Depersonalisasi dan Derealisasi

Depersonalisasi dan Derealisasi
Foto Ilustrasi (pexels.com)

Gambaran yang keliru mengenai diri sendiri pada contoh diatas disebut depersonalisasi. Sedang gambaran yang sangat salah mengenai dunia luar disebut derealisasi. Maka orang-yang psikotis itu “menggunakan” segala perasaan dan pikirannya untuk mempertahankan ide-ide yang salah dan delusi-delusinya juga untuk membenarkan segenap pendirian dan tingkah-lakunya yang keliru. Sehingga semakin kacau-balaulah kehidupan psikisnya.

Setiap manusia normal dan sehat pun pasti mengalami perasaan-perasaan gelisah dan pedih semacam tersebut di atas. Hanya saja orang sehat mampu mengatasi semua kesulitan itu. Sedang orang yang sakit secara psikis “tetap berputar-putar”, terus-menerus hanyut tenggelam dalam kesukaran batinnya, dan tidak mampu menemukan jalan keluarnya.

Maka kualitas pribadi itu, apakah dia itu sehat, neuorotis ataupun psikotis selalu dilihat dari tiga faktor, yaitu:

1. Konstitusi somatis atau organisnya;

2. Struktur, dinamika dan jenis kepribadiannya dengan segenap “mekanisme-psikis" untuk memasak pengalaman hidupnya, dan;

3. Relasi-relasi sosial dengan indra-realitasnya.

Baca Juga: Gangguan Tidur - Dampak Mematikan Sering Begadang

Psikotis Bisa Terjadi Pada Orang Sehat

Psikotis bisa terjadi pada setiap orang tidak hanya pada orang yang sakit jiwannya saja. Apa yang berpawai “riuh” dalam kehidupan adalah: sifat-sifat karakter, sikap-sikap, fantasi, trauma, kecemasan-kecemasan dan harapan-harapan “setiap insan". Maka kondisi psikis seorang pasien penyakit jiwa itu kira-kiranya bisa disamakan dengan dunia pengalaman sewaktu kita tidur dan bermimpi yaitu sebagai berikut.
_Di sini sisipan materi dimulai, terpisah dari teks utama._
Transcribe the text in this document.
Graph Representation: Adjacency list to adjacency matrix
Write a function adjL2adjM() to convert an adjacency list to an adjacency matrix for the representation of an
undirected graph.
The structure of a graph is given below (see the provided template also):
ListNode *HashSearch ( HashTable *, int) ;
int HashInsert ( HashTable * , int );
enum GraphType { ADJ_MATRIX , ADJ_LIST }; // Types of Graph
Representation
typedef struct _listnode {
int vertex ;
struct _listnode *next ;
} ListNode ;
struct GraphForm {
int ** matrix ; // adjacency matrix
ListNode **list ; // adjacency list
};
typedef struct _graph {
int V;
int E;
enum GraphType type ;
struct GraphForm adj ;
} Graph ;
a) Ada mengalir gambaran-gambaran dan peristiwa-peristiwa yang kacau-balau, tidak runtut, tidak teratur. Semua itu jauh berbeda dengan runtunan pikiran dan kesadaran yang logis.
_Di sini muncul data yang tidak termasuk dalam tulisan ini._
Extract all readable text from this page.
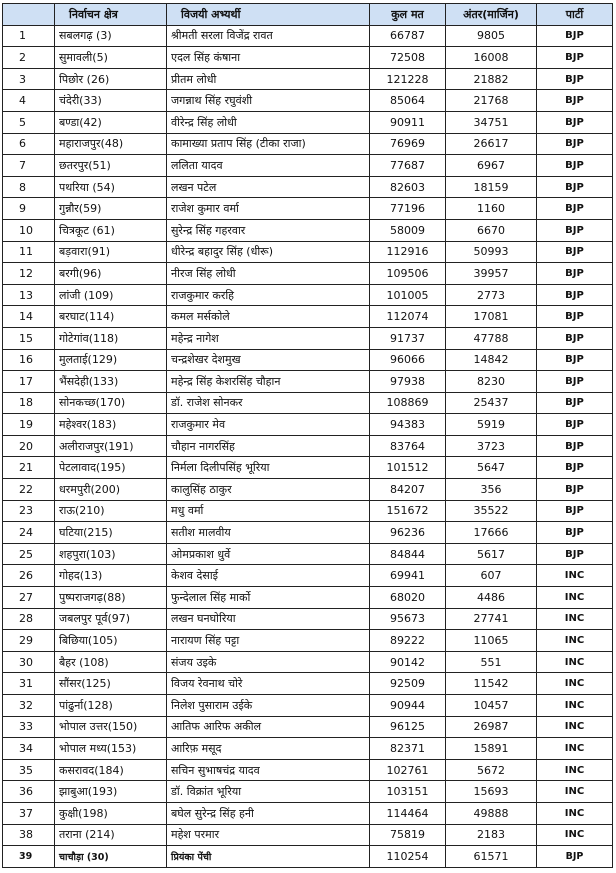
	निर्वाचन क्षेत्र	विजयी अभ्यर्थी	कुल मत	अंतर(मार्जिन)	पार्टी
1	सबलगढ़ (3)	श्रीमती सरला विजेंद्र रावत	66787	9805	BJP
2	सुमावली(5)	एदल सिंह कंषाना	72508	16008	BJP
3	पिछोर (26)	प्रीतम लोधी	121228	21882	BJP
4	चंदेरी(33)	जगन्नाथ सिंह रघुवंशी	85064	21768	BJP
5	बण्डा(42)	वीरेन्द्र सिंह लोधी	90911	34751	BJP
6	महाराजपुर(48)	कामाख्या प्रताप सिंह (टीका राजा)	76969	26617	BJP
7	छतरपुर(51)	ललिता यादव	77687	6967	BJP
8	पथरिया (54)	लखन पटेल	82603	18159	BJP
9	गुन्नौर(59)	राजेश कुमार वर्मा	77196	1160	BJP
10	चित्रकूट (61)	सुरेन्द्र सिंह गहरवार	58009	6670	BJP
11	बड़वारा(91)	धीरेन्द्र बहादुर सिंह (धीरू)	112916	50993	BJP
12	बरगी(96)	नीरज सिंह लोधी	109506	39957	BJP
13	लांजी (109)	राजकुमार करहि	101005	2773	BJP
14	बरघाट(114)	कमल मर्सकोले	112074	17081	BJP
15	गोटेगांव(118)	महेन्द्र नागेश	91737	47788	BJP
16	मुलताई(129)	चन्द्रशेखर देशमुख	96066	14842	BJP
17	भैंसदेही(133)	महेन्द्र सिंह केशरसिंह चौहान	97938	8230	BJP
18	सोनकच्छ(170)	डॉ. राजेश सोनकर	108869	25437	BJP
19	महेश्वर(183)	राजकुमार मेव	94383	5919	BJP
20	अलीराजपुर(191)	चौहान नागरसिंह	83764	3723	BJP
21	पेटलावाद(195)	निर्मला दिलीपसिंह भूरिया	101512	5647	BJP
22	धरमपुरी(200)	कालुसिंह ठाकुर	84207	356	BJP
23	राऊ(210)	मधु वर्मा	151672	35522	BJP
24	घटिया(215)	सतीश मालवीय	96236	17666	BJP
25	शहपुरा(103)	ओमप्रकाश धुर्वे	84844	5617	BJP
26	गोहद(13)	केशव देसाई	69941	607	INC
27	पुष्पराजगढ़(88)	फुन्देलाल सिंह मार्को	68020	4486	INC
28	जबलपुर पूर्व(97)	लखन घनघोरिया	95673	27741	INC
29	बिछिया(105)	नारायण सिंह पट्टा	89222	11065	INC
30	बैहर (108)	संजय उइके	90142	551	INC
31	सौंसर(125)	विजय रेवनाथ चोरे	92509	11542	INC
32	पांढुर्ना(128)	निलेश पुसाराम उईके	90944	10457	INC
33	भोपाल उत्तर(150)	आतिफ आरिफ अकील	96125	26987	INC
34	भोपाल मध्य(153)	आरिफ़ मसूद	82371	15891	INC
35	कसरावद(184)	सचिन सुभाषचंद्र यादव	102761	5672	INC
36	झाबुआ(193)	डॉ. विक्रांत भूरिया	103151	15693	INC
37	कुक्षी(198)	बघेल सुरेन्द्र सिंह हनी	114464	49888	INC
38	तराना (214)	महेश परमार	75819	2183	INC
39	चाचौड़ा (30)	प्रियंका पेंची	110254	61571	BJP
b) Fantasi, perasaan, pikiran, ketakutan, kecemasan dan harapan-harapan tampil lebih kuat pada kelipatan intensitasnya.

c) Gejala-gejala tersebut di atas berlangsung secara berkesinambungan, kembali berulang-ulang kali, atau berlangsung dalam waktu yang lama.
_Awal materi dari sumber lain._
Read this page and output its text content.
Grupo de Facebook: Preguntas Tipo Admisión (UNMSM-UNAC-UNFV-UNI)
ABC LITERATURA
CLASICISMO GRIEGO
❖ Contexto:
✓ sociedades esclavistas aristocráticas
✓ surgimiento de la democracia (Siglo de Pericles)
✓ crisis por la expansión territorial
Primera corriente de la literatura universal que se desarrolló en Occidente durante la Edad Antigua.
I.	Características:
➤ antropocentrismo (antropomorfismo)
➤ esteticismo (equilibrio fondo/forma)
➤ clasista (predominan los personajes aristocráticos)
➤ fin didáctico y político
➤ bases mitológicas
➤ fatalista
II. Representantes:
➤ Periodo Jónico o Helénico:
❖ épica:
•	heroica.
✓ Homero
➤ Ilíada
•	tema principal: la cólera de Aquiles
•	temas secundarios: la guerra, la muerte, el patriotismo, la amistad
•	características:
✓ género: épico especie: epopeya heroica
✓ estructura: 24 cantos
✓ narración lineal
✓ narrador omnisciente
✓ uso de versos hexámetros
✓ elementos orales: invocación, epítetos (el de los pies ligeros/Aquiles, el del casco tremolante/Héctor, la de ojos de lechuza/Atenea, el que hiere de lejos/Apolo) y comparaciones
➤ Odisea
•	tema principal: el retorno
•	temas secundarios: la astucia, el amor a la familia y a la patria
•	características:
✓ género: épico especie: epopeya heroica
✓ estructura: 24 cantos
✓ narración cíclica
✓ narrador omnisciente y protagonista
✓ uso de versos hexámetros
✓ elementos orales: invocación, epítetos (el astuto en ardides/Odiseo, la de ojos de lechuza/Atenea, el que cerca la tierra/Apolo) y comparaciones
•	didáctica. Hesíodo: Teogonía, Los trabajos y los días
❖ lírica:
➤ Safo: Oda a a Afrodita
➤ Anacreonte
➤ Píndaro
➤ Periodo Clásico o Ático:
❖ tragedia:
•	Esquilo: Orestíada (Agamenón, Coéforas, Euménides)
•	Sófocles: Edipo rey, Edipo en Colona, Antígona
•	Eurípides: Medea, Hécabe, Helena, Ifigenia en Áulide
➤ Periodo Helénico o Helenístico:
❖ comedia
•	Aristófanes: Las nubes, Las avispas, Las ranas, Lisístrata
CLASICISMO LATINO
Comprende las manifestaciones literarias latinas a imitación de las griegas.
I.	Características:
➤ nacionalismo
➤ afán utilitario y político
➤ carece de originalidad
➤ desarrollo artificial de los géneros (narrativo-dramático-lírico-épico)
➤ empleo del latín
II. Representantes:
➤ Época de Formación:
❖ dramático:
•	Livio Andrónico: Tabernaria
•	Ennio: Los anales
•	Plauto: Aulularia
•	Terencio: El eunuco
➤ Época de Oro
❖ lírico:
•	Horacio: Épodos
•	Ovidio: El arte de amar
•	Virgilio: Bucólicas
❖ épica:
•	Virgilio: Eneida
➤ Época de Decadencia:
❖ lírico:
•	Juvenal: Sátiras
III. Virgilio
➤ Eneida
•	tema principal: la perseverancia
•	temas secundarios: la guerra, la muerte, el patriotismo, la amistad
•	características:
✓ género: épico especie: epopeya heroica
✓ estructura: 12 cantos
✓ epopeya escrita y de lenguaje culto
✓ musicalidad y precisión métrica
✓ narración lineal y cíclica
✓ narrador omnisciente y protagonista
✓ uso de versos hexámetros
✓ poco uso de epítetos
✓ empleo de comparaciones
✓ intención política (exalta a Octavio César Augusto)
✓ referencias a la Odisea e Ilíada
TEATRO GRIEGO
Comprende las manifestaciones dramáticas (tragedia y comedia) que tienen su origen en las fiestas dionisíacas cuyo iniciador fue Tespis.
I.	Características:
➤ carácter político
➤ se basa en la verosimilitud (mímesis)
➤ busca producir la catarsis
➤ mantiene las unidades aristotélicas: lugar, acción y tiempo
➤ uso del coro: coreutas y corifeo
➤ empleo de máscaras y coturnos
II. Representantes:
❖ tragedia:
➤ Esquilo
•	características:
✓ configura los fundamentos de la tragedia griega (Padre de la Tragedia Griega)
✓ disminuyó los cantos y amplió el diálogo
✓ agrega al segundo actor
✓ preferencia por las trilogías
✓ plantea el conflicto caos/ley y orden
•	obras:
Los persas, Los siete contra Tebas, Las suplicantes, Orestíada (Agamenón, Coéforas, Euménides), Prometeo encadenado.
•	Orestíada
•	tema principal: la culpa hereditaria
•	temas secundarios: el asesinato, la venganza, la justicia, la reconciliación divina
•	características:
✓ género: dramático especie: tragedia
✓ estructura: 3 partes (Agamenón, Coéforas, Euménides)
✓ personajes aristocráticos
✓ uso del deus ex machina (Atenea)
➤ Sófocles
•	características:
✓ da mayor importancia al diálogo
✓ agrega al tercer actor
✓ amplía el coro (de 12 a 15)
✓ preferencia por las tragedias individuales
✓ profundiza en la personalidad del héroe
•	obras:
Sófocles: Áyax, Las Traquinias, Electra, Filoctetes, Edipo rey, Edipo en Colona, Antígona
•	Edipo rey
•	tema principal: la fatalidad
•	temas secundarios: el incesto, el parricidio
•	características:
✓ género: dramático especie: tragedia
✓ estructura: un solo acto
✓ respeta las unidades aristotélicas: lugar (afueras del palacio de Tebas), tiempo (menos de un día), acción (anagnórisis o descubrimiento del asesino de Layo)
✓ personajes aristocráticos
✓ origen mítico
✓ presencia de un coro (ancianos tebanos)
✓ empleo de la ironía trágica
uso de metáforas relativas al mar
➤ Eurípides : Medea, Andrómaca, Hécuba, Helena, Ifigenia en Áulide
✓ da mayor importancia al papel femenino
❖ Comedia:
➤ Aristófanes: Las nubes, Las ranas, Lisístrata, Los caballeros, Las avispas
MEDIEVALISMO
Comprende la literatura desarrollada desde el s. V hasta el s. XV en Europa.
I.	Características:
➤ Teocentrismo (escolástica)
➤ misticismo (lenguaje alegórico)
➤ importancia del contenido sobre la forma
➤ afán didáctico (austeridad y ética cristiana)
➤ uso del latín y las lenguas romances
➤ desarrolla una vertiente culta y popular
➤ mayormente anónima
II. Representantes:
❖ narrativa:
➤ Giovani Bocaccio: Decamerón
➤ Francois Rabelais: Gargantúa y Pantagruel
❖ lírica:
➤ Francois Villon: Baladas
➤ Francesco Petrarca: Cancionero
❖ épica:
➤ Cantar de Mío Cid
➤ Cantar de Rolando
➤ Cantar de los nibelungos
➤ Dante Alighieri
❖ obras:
d) Sehingga teriadi proses pemalsuan terhadap diri sendiri (depersonalisasi) dan lingkungan atau milieunya (derealisasi).

Sehubungan dengan uraian di atas, barangsiapa dalam waktu pendek bersitegang, mau menang sendiri terus-menerus dan selalu membenarkan diri sendiri saja, lalu memalsukan realitas yang ada, maka perilaku tersebut tidak bedanya dengan tingkah-laku orang psikotis dengan penggunaan mekanisme pembelaan dan pelarian diri yang salah.

Jika upaya pemalsuan itu hanya berlangsung pendek saja, dan orang yang bersangkutan segera menyadari sikap-sikapnya yang salah, lalu kembali pada pola-pola yang riil, maka dia disebut masih tetap sehat. Akan tetapi apabila dia terus-menerus bersitegang memalsukan realitas yang ada, maka dia disebut psikotis atau gila.

Baca Juga: Gangguan-Gangguan Fungsional, Laesional, dan Psikogen

Faktor Penentu Orang Dapat dikatakan Sehat atau Sakit Jiwanya

Faktor Orang Mengalami Gangguan Jiwa
Faktor Orang dikatakan Sehat atau Sakit Jiwanya (pexels.com)

Jelaslah bagi kita bahwa faktor-faktor penentu bagi jiwa yang sehat atau jiwa yang sakit itu adalah sebagai berikut:

1) Isi dari pengalaman kita, dan;

2) Cara penanganan, pemutusan dan penyelesaian masalah-masalah pokok yang di hadapi setiap harinya. Yaitu cara penyelesaian secara riil, tuntas, penuh keberanian, namun sangat pelik dan berat; ataupun keliru dengan cara-cara riil, bukan lewat mekanisme pelarian diri dan pertahanan diri yang salah, lewat jalan terobosan murahan namun sangat menyesatkan.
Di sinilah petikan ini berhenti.